Nosotros habíamos mantenido una relación literaria por años; solíamos citarnos en algún restaurante de Madrid para analizar las magnas obras de la literatura universal, platicábamos acerca de la filosofía del mundo clásico y disfrutábamos la lectura de ciertas cartas antiquísimas. Lo hicimos cada viernes de los últimos cuatro años sin abandonar la costumbre ni por una sola semana. Tenía por costumbre dejarme un regalo al finalizar cada sesión de nuestras tardes de literatura y, precisamente, me dirigía a casa aceleradamente en busca de los últimos de sus regalos en mi posesión. Había normalizado tanto su costumbre de regalarme extravagantes objetos que no necesitaba (o, a veces, que no quería) que apenas les presté atención a la mayoría de sus regalos. Llegué a mi casa al atardecer, rebusqué y puse patas arriba la hemeroteca para encontrar sus regalos. Allí estaban, algunos cubiertos de polvo: una réplica en miniatura de un mosaico romano, un ejemplar de una antología poética hispana medieval, un collar de las indias e innumerables bártulos y armatostes que nadie querría tener en su hogar.
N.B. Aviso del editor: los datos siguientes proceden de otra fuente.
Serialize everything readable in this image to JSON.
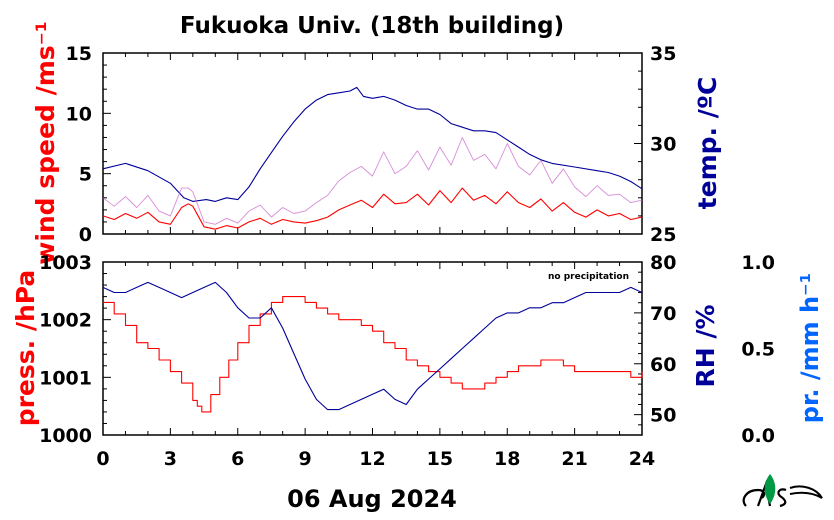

De entre todos ellos rescaté los más útiles para saber algo acerca de su desaparición: las llaves de su casa (fue de sus primeros regalos, me las dio a modo de considerarme fiel amigo suyo), una carta que nunca había llegado a leer y un ejemplar de un libro titulado Roma, vestida de fuego. Abrí la carta o al menos hice el intento enervado coordinando mis torpes manos. Suspiré profundamente, la carta había sido dañada por el paso del tiempo y se habían perdido ciertos fragmentos del mensaje. Leí:

“Querido mío:

Nosotros hemos recorrido los tiempos literarios (…) desde Homero hasta (…) Espero que recuerdes aquella conversación que tuvimos acerca del incendio que ocurrió en el 64 a.C. bajo el mandato de (…) (¡Lo recordé! ¡Era bajo el mandato de Nerón!).

Ahora siento que soy la mismísima Roma (…) el fuego me (…) y no sé qué más puedo hacer. Mi última visita al psicólogo fue farragosa, (…) terminó por diagnosticarme vivir una pesadilla, me prohibió toda actividad que me cause emociones fuertes y (…). Tú bien lo sabes, la literatura, fuera de ella no siento (…). Pero ahora, ahora leer me (…). Tú y yo hemos vivido todo desde la lente de la lectura, aquella vez en que (…) terminamos fatigados de ello y te di ese libro, no quiero (…) hasta que no veas su contraparte pictórica en (…). (…) viejo amigo, hasta dentro de (…) “.

Cerré la carta y la dejé suavemente sobre el escritorio. Días después me dirigí a su departamento. En esa situación me encontraba; todo era diferente. Después de ojear los lienzos alcancé aquella tablilla de madera titulada igual que el libro posado sobre mi mano derecha (libro que hasta entonces no me atreví a abrir, en la carta supuse que hablaba de ese libro en concreto ya que anteriormente había mencionado el incendio de Roma en el año 64 a.C.) y con la izquierda acaricié el título bordado a relieve. Pensé en por qué alguien tendría que dejar de leer (resonaba en mi mente “actividad que me cause emociones fuertes”), me carcomía de nervios; las figuras del cuadro, el enigmático libro que ya estaba autorizado a abrir, la desaparición de un amigo.